Bread Spread 

Butter and margarine have been feuding for years.  The feud began shortly after margarine was introduced to the United States in the 1870’s.  In 1886 the federal Margarine Act was passed placing a tax on the sale of margarine and making manufacturers pay a steep licensing fee to produce it.  Some states including Wisconsin, outlawed margarine altogether.  Then there was the question of color. Yellow belonged to butter.  Margarine was forced to remain white or worse, colored pink.  It would have been interesting to be privy to those debates.  Wisconsin (the Dairy State) finally in 1967 was the last state to rescind its ban on the sale of yellow-colored margarine.  That’s about the time I started thinking about the stuff my Dad put on my cinnamon toast in the morning.


When I was growing up in Marshfield, Wisconsin, smack dab in the middle of the Dairy State, there was a period of time I wasn’t allowed to eat butter at home.  My Mom, a nurse, thought it a healthier choice for my Dad, sister and myself.  Mom called it Oleomargarine, my Dad called it Oleo and my sister and I called it just plain margarine.  But it wasn’t long before we simply called it butter.  Well, it looked like butter, especially when you put it in a butter dish.

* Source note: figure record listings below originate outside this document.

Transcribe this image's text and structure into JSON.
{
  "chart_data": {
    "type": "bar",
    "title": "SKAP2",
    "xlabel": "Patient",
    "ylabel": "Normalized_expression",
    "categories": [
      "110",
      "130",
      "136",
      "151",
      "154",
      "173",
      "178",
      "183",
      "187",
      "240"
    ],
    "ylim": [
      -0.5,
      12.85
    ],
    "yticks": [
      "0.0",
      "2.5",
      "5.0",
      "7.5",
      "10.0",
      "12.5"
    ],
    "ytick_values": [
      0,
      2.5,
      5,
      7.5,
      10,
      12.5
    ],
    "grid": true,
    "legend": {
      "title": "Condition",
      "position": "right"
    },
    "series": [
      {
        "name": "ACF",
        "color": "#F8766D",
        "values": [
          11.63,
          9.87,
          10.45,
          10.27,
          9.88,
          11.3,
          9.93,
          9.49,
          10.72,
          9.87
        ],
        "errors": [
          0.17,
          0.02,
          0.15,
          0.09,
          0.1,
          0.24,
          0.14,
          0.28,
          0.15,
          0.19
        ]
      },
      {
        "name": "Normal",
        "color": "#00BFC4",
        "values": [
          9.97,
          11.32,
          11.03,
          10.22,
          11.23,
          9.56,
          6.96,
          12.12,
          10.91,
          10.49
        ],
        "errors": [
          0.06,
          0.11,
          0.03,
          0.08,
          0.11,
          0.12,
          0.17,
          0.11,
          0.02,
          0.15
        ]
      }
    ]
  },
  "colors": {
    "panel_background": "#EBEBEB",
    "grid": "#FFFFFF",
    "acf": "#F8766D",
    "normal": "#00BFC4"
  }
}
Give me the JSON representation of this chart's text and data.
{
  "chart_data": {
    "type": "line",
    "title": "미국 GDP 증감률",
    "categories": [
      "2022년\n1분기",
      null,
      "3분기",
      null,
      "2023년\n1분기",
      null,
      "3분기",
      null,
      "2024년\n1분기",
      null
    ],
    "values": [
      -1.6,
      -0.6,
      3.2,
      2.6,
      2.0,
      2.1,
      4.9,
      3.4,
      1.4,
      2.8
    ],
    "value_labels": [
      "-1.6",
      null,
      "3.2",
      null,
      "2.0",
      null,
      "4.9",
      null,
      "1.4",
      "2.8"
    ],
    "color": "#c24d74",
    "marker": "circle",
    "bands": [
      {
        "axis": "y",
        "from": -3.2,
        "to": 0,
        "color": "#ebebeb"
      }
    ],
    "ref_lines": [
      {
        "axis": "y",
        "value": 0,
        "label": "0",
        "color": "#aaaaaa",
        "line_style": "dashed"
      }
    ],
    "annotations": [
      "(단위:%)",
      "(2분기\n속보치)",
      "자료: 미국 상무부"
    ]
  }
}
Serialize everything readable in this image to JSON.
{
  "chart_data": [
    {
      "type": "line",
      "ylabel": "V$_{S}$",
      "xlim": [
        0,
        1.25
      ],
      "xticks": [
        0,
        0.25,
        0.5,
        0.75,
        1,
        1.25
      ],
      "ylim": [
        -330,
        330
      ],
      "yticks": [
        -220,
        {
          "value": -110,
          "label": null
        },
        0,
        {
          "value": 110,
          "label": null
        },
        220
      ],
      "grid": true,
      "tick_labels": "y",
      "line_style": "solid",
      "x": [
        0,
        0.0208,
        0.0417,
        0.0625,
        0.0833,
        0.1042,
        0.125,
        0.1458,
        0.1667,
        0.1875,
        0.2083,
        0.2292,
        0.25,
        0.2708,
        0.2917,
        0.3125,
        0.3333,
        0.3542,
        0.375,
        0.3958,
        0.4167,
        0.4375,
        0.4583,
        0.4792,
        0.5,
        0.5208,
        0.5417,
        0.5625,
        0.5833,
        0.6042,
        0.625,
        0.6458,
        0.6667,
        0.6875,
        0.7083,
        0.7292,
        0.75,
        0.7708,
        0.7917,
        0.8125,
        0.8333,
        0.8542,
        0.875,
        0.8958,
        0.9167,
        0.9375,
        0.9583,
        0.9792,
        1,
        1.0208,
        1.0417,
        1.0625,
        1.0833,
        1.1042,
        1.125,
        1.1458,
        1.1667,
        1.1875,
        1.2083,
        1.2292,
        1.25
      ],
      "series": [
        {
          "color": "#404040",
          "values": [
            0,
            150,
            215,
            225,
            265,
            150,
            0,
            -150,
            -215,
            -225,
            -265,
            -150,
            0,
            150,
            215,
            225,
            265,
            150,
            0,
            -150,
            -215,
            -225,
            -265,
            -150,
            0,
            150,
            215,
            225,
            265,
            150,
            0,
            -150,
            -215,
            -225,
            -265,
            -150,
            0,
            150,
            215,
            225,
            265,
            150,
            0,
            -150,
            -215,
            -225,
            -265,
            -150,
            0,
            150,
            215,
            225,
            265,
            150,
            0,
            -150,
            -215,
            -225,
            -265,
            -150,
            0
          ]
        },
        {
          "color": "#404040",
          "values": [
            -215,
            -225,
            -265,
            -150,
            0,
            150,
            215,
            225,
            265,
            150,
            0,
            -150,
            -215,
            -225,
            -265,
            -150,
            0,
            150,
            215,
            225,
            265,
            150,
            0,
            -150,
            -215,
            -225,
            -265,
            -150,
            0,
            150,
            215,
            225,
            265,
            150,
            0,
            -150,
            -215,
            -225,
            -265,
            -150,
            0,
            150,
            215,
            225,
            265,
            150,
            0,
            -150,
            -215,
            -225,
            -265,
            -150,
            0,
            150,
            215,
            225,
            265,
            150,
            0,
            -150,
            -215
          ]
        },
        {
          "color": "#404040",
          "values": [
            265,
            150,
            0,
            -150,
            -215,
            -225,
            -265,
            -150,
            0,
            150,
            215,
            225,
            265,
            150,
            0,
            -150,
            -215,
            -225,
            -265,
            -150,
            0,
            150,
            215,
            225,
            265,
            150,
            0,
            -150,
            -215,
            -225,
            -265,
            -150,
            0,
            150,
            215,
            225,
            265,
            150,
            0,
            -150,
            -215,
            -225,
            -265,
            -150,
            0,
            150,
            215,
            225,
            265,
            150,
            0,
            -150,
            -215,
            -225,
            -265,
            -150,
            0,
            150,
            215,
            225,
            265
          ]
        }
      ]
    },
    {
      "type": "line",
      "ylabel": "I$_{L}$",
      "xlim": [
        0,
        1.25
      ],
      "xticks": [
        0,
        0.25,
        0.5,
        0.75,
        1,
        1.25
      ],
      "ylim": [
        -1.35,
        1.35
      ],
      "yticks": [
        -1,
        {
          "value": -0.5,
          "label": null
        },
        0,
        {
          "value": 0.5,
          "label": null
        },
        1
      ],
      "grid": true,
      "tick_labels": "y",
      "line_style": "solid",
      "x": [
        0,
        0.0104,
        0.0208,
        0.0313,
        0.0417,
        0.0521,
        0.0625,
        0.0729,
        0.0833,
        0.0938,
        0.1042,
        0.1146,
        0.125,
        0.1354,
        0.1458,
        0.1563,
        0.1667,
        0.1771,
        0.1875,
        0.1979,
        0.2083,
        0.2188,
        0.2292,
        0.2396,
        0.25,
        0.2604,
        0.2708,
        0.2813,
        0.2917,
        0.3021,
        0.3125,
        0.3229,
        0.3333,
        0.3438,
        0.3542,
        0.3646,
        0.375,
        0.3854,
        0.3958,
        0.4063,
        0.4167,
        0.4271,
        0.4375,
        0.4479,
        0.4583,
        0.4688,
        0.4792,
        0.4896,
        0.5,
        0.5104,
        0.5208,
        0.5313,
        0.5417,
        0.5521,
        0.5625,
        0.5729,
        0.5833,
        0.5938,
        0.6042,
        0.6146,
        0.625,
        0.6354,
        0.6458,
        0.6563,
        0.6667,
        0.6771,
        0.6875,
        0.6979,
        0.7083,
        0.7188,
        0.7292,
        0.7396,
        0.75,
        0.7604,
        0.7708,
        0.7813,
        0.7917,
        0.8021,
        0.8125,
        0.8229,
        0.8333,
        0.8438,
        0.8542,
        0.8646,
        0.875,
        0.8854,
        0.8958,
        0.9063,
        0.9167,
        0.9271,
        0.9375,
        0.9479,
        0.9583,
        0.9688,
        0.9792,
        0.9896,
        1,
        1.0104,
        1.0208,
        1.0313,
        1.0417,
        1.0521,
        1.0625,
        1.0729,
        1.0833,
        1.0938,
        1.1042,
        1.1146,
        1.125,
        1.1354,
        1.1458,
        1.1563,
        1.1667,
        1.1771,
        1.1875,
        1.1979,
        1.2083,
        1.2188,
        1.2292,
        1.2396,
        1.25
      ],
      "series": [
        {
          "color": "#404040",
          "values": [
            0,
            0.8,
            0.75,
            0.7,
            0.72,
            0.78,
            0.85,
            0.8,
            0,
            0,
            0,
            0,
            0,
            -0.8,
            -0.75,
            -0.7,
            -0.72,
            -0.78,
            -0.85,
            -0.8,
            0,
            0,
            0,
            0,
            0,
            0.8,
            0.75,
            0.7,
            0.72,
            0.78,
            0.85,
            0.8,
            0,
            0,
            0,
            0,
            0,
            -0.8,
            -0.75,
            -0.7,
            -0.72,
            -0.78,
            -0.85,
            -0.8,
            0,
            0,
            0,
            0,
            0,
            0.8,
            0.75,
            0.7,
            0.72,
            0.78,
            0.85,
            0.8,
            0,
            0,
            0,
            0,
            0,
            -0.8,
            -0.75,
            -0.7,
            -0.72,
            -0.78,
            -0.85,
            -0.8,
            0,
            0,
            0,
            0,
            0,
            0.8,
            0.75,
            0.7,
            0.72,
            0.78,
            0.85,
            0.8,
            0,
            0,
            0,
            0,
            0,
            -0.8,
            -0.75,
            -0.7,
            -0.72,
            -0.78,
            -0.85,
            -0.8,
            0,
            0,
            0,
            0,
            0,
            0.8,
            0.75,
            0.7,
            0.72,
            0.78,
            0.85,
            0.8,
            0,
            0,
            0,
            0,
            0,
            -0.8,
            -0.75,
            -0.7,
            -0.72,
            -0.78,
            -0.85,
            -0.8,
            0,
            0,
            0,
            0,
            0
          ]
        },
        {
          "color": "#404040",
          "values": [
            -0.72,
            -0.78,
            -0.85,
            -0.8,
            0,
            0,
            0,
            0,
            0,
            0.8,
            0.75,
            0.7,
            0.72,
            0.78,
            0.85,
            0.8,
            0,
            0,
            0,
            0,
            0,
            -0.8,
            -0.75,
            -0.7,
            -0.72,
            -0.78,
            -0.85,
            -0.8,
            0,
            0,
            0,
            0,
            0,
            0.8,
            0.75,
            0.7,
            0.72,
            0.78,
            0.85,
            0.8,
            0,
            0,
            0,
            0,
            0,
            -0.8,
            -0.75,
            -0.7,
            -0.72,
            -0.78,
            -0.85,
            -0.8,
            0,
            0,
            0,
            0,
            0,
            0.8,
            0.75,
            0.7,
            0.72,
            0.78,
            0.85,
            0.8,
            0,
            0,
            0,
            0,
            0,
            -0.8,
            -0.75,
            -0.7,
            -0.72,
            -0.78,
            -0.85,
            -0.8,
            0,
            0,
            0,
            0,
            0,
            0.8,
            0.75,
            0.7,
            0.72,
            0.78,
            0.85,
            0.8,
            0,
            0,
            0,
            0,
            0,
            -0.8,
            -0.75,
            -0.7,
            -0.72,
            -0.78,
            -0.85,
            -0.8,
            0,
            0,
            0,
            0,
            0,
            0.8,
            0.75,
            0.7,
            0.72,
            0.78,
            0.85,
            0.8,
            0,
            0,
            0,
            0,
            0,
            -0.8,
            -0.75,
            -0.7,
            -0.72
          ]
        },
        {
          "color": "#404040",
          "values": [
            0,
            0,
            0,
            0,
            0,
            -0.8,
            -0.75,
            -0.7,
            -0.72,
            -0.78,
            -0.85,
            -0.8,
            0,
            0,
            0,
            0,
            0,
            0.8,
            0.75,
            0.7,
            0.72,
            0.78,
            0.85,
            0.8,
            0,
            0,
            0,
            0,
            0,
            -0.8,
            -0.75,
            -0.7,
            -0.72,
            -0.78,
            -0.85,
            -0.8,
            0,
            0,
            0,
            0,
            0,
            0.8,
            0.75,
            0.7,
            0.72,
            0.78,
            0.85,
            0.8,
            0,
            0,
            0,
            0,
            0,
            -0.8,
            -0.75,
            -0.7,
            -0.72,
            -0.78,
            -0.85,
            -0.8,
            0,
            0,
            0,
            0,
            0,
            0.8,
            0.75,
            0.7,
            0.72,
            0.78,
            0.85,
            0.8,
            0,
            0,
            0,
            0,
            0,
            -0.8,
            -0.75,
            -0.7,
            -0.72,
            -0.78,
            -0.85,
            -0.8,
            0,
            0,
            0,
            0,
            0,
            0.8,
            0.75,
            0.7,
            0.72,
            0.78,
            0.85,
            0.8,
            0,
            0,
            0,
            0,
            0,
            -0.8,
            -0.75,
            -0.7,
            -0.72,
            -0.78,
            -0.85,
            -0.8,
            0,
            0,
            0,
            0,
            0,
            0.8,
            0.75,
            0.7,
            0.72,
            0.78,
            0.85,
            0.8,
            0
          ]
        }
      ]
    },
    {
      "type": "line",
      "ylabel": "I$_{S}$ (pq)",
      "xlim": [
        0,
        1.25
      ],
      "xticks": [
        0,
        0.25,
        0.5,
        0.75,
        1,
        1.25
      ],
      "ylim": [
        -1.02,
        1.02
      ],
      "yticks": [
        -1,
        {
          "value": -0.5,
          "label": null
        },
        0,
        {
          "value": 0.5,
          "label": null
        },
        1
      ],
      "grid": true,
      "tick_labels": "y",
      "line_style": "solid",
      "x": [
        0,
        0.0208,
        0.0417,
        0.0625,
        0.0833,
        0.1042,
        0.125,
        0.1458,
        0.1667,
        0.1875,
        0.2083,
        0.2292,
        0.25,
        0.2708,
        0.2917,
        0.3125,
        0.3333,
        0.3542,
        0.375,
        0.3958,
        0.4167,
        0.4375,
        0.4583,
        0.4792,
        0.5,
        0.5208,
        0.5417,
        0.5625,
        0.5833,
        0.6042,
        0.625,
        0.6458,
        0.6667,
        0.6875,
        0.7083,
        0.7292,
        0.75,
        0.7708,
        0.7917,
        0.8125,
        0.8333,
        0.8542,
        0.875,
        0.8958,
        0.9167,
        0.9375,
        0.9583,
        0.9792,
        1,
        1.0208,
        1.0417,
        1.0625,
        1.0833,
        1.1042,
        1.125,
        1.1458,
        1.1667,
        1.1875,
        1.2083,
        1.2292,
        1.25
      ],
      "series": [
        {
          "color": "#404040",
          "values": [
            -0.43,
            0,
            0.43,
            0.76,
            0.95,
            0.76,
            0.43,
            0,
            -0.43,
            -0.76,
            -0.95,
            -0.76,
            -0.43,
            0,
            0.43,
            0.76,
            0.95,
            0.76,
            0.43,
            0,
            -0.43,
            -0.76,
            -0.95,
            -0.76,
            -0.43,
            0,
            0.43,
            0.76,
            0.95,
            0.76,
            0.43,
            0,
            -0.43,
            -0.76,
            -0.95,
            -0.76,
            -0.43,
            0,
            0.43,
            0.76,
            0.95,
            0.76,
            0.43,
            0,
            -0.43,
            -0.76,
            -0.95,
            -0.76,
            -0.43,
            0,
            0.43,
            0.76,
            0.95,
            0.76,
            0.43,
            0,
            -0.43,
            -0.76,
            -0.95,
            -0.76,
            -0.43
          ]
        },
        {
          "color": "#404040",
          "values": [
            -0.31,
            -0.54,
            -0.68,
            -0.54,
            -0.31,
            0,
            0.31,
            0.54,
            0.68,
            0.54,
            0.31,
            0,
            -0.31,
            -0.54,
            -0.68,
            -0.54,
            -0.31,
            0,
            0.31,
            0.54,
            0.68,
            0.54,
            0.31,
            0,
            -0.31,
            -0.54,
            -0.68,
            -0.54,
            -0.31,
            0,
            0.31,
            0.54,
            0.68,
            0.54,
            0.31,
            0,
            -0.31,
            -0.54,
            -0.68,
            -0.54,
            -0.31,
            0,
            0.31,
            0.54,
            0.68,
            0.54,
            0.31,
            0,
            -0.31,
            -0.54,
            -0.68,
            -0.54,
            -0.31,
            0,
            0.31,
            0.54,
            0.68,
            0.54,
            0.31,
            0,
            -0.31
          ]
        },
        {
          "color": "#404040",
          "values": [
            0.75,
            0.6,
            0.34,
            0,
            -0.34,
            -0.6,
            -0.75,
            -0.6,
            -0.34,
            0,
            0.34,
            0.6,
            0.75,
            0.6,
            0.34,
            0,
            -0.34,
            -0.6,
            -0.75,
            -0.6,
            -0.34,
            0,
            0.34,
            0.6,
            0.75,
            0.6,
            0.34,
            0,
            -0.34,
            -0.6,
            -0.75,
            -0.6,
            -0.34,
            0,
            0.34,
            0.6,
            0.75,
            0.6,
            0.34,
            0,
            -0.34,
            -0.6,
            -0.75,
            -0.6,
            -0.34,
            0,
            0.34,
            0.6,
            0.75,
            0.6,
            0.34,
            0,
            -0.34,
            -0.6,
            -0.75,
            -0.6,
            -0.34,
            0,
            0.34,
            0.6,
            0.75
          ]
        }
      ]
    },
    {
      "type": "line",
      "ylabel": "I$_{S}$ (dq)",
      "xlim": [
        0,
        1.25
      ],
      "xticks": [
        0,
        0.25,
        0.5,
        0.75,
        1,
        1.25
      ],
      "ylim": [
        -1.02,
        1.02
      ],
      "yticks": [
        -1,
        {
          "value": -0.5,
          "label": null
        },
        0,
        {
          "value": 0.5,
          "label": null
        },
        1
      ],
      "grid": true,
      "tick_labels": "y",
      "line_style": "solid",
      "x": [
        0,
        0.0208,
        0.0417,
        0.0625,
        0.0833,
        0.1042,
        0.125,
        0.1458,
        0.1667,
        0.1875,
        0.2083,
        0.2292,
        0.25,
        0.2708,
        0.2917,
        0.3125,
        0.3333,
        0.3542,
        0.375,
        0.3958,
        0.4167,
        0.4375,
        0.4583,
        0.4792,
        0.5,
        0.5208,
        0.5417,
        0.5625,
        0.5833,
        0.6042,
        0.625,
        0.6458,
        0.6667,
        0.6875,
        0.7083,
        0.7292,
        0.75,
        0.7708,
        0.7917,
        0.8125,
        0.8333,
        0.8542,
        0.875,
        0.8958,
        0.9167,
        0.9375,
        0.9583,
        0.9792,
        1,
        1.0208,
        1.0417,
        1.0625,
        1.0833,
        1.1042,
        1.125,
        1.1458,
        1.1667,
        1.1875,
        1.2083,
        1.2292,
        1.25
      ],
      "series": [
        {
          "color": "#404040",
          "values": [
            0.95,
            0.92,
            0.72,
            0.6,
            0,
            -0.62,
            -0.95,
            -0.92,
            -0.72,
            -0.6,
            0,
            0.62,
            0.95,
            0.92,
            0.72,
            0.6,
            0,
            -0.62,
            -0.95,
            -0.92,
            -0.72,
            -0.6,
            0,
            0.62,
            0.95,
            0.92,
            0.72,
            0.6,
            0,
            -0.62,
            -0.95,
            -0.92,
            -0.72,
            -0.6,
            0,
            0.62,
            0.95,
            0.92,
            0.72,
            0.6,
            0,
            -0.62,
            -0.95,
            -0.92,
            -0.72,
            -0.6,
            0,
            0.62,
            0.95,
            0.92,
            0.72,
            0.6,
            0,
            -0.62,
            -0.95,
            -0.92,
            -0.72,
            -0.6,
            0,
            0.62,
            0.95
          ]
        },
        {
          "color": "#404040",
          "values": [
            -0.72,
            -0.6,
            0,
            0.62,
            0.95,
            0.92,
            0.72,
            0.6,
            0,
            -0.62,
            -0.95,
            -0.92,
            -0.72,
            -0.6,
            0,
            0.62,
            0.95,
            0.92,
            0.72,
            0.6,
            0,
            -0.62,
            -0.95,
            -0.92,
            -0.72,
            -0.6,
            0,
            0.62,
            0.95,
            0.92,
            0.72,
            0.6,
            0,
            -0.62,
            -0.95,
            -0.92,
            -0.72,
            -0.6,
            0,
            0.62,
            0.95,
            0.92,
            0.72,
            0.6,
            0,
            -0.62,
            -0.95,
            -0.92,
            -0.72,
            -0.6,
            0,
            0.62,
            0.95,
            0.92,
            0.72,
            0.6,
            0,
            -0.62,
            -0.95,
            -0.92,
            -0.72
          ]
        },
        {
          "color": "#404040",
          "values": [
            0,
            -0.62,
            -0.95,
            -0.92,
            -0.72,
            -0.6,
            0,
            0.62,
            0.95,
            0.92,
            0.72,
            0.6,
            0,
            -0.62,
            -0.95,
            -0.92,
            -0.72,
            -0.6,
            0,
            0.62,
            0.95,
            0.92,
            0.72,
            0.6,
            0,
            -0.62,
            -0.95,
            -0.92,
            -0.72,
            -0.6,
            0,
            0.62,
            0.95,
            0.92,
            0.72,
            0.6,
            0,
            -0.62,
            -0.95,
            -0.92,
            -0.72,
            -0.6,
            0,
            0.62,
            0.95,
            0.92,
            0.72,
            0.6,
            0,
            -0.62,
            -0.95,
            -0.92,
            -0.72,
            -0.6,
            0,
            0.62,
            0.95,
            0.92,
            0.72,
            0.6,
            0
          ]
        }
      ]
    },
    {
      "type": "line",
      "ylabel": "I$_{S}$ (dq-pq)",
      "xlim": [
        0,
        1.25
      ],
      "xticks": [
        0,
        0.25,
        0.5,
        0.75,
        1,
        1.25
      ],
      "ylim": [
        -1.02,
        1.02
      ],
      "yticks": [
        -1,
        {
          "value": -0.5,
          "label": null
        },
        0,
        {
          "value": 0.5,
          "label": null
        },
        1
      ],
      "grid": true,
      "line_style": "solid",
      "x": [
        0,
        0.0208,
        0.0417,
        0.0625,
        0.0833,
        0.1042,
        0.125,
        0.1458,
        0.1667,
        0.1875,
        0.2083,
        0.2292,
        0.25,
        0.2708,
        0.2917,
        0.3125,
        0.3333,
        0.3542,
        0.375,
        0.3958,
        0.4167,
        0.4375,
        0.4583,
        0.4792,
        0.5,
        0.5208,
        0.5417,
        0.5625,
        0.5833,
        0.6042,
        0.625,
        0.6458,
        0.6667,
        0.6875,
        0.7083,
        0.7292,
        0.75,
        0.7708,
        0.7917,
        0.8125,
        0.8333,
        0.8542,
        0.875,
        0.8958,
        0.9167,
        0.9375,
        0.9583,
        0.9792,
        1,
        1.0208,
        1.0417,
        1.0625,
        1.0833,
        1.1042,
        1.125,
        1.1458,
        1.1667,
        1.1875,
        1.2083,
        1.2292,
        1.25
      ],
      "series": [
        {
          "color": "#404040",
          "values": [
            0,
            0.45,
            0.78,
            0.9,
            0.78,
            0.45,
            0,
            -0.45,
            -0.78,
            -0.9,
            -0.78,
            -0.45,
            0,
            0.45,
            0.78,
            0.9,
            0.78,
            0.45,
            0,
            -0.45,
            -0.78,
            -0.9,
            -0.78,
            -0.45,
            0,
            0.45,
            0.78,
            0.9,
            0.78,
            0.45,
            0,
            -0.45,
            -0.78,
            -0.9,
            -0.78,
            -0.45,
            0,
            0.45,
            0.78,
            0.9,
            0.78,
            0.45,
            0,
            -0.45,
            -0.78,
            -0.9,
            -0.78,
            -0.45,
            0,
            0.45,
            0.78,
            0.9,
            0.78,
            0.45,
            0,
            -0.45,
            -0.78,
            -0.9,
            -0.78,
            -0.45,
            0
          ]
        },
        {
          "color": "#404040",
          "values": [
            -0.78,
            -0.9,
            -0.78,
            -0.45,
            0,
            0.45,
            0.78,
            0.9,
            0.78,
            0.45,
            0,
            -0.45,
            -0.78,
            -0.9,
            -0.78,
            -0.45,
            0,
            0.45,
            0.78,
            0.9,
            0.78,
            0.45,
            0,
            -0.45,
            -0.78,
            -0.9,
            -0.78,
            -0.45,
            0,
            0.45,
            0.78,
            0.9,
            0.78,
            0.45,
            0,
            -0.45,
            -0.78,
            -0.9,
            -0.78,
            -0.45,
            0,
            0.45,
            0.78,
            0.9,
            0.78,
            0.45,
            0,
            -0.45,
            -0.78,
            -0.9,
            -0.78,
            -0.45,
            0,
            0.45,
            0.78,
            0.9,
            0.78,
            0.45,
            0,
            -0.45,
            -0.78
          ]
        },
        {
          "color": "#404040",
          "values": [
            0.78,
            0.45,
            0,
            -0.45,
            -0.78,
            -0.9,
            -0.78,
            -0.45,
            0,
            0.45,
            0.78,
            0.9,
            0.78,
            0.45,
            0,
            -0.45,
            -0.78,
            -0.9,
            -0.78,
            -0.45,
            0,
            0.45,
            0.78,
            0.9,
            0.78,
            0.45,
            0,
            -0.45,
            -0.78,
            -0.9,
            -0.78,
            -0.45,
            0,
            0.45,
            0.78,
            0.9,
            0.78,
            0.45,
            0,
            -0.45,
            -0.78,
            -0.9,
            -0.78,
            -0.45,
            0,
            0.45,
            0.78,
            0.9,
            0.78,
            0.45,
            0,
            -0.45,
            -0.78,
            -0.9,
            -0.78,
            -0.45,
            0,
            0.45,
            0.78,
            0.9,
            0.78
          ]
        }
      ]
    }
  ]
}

These days when I cook I use both butter and margarine.  While I am true to my Dairy heritage and love butter, sometimes margarine is just easier.  And sometimes you can’t tell the difference.  I have a great sugar cookie recipe I have been using for so long I don’t remember why I named them Scandinavian Sugar Cookies.  (Probably because I’m Scandinavian – Norweigan.)  I have made the cookies with butter and I have made the cookies with margarine.  The only difference is the cookies tend to be a little more flakey when baked with margarine and a little more crumbly when made with butter.  Both versions are good raw, partially baked, perfectly baked and a tad over baked.  Neither is good when burned.  (Even renaming them Cajun Crisps doesn’t help.)


Being French-trained in the culinary arts, as well as being from Wisconsin (plus the fact I am an adult and can buy my own butter), I have to use butter for making sauces, sautéing meat and spreading on bread.  And butter’s best friends are heavy whipping cream and salt when they take on mashed potatoes. I use salted butter when I bake.  I like the flavor combination of sweet and salt.  Unsalted butter tastes pretty good if you dip it in salt, too (just kidding).  I have found that it actually has a more pronounced dairy air about it.  (Yes I just did say that.)


All those years of eating margarine weren’t so bad, though.  For me it was the era of Tang, Hamburger Helper, Spam, Jello, canned condensed soup and soft white bread.  That was just the way it was at home, normal to me.  But I remember finding my mom’s stash once, tucked in the back of the refrigerator.  It was next to the special jar of blue cheese dressing she kept for herself to enjoy on her iceberg lettuce.  It was in a crock that blue cheese had come in.  I don’t know what made me look but I remember the giddy and naughty thrill I got when I cut off a chunk of her real butter and ate it.

Scandinavian Sugar Cookies

One of the best sugar cookie recipes there is.

1 cup butter (or margarine)

1 cup sugar

1 egg

1 teaspoon vanilla

2 cups flour

1 teaspoon baking soda

½ teaspoon salt


Method:   In a mixing bowl, stir the butter and sugar until smooth and creamy.  Add the egg and vanilla.  Stir that until it is smooth and creamy.  Add the flour, baking soda and salt.  Stir to combine.  Chill the dough if possible.  Preheat the oven to 350 F.  Form the cookie dough into 24 even size balls and bake 8-12 minutes until done the way you like them.